The trend implies an evolving role for the city.

“In the future, the city won’t necessarily be the quarterback as it was in the past, it will be the facilitator and it will play an enabling role,” predicts Moses. “For example, the government can help by keeping regulations low, making it easy for businesses to get started; they can be a convener and a catalyst for attracting pools of capital and talent, and try to address specific kinds of initiatives. For example, when they got ready to build the international terminal at the airport they had a pretty good program to attract minority owned businesses.”

To date under Mayor Reed’s direction, 44 percent of the city’s $1.6 billion bond underwriting for airport projects earlier this year went to minority-owned firms. And Invest Atlanta has announced its role in ensuring at least 31 percent participation by woman- and minority-owned businesses in the construction of the Atlanta Falcons’ new stadium.

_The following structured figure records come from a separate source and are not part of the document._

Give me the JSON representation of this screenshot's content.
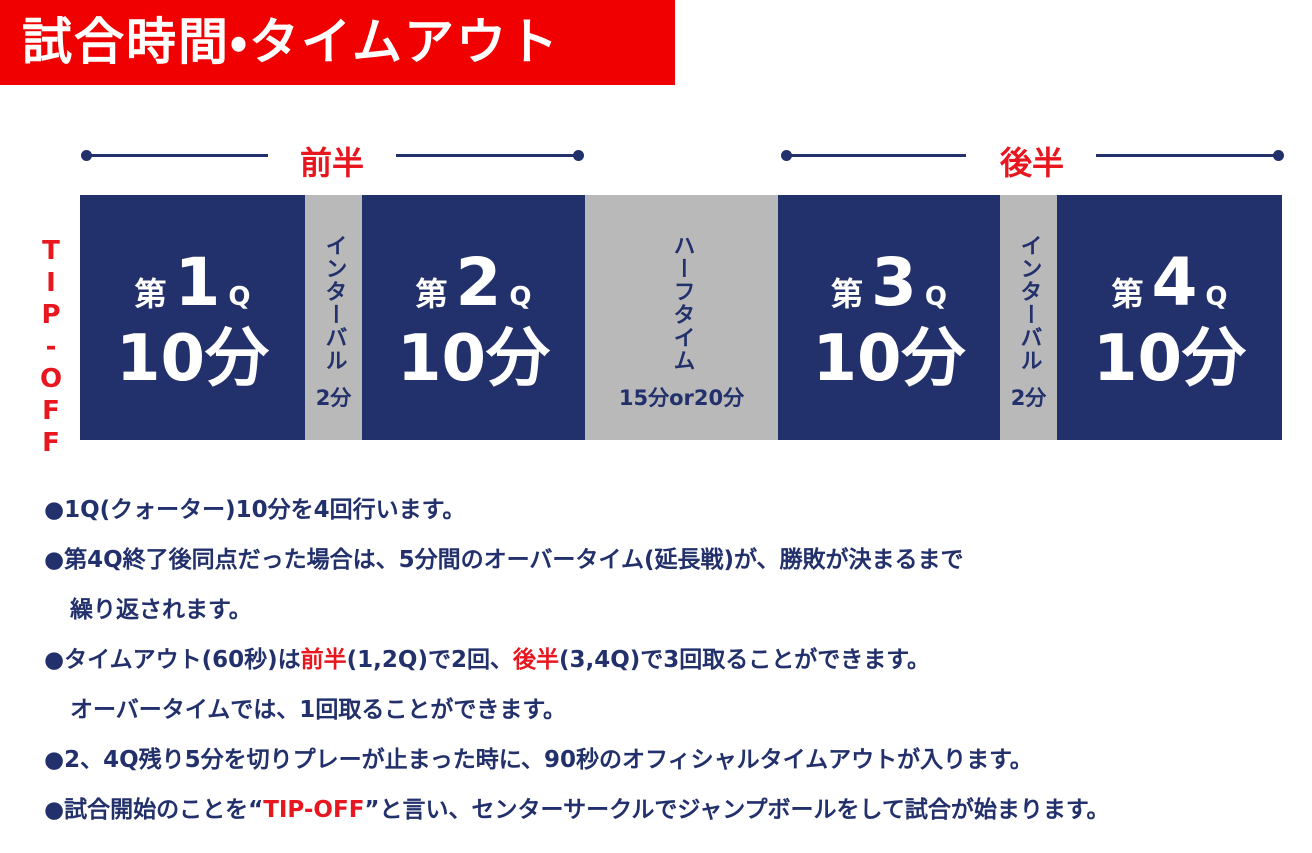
{
  "header": {
    "title": "試合時間・タイムアウト"
  },
  "halves": [
    "前半",
    "後半"
  ],
  "tip_off": "TIP-OFF",
  "blocks": [
    {
      "kind": "quarter",
      "prefix": "第",
      "number": "1",
      "suffix": "Q",
      "duration": "10分"
    },
    {
      "kind": "interval",
      "label": "インターバル",
      "duration": "2分"
    },
    {
      "kind": "quarter",
      "prefix": "第",
      "number": "2",
      "suffix": "Q",
      "duration": "10分"
    },
    {
      "kind": "halftime",
      "label": "ハーフタイム",
      "duration": "15分or20分"
    },
    {
      "kind": "quarter",
      "prefix": "第",
      "number": "3",
      "suffix": "Q",
      "duration": "10分"
    },
    {
      "kind": "interval",
      "label": "インターバル",
      "duration": "2分"
    },
    {
      "kind": "quarter",
      "prefix": "第",
      "number": "4",
      "suffix": "Q",
      "duration": "10分"
    }
  ],
  "notes": [
    [
      [
        {
          "text": "●1Q(クォーター)10分を4回行います。"
        }
      ]
    ],
    [
      [
        {
          "text": "●第4Q終了後同点だった場合は、5分間のオーバータイム(延長戦)が、勝敗が決まるまで"
        }
      ],
      [
        {
          "text": "繰り返されます。"
        }
      ]
    ],
    [
      [
        {
          "text": "●タイムアウト(60秒)は"
        },
        {
          "text": "前半",
          "color": "#e8161e"
        },
        {
          "text": "(1,2Q)で2回、"
        },
        {
          "text": "後半",
          "color": "#e8161e"
        },
        {
          "text": "(3,4Q)で3回取ることができます。"
        }
      ],
      [
        {
          "text": "オーバータイムでは、1回取ることができます。"
        }
      ]
    ],
    [
      [
        {
          "text": "●2、4Q残り5分を切りプレーが止まった時に、90秒のオフィシャルタイムアウトが入ります。"
        }
      ]
    ],
    [
      [
        {
          "text": "●試合開始のことを“"
        },
        {
          "text": "TIP-OFF",
          "color": "#e8161e"
        },
        {
          "text": "”と言い、センターサークルでジャンプボールをして試合が始まります。"
        }
      ]
    ]
  ]
}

Beyond the City, Moses calls minority business support organizations like Georgia Minority Supplier Development Council and the Atlanta Business League, “second to none.”

“One could only imagine what our city would look like from the standpoint of minority and women small business development if there were no programs to give opportunities through the public sector in an environment where you didn’t have as much commitment and inclusion on the private side,” says Mitchell. “And so, I think the programs have made a significant difference in terms of how we even look today as a city. Today, we enjoy the legacy of an inclusionary program that was started that required a lot of courage on the part of the political leadership and a willing partnership on the part of the private sector to not fight it in a way that would destroy it when it was first created. I think Atlanta today is a product of that courage and collaboration from 40 years ago.”

Turns out, Mayor Maynard Jackson was a maverick.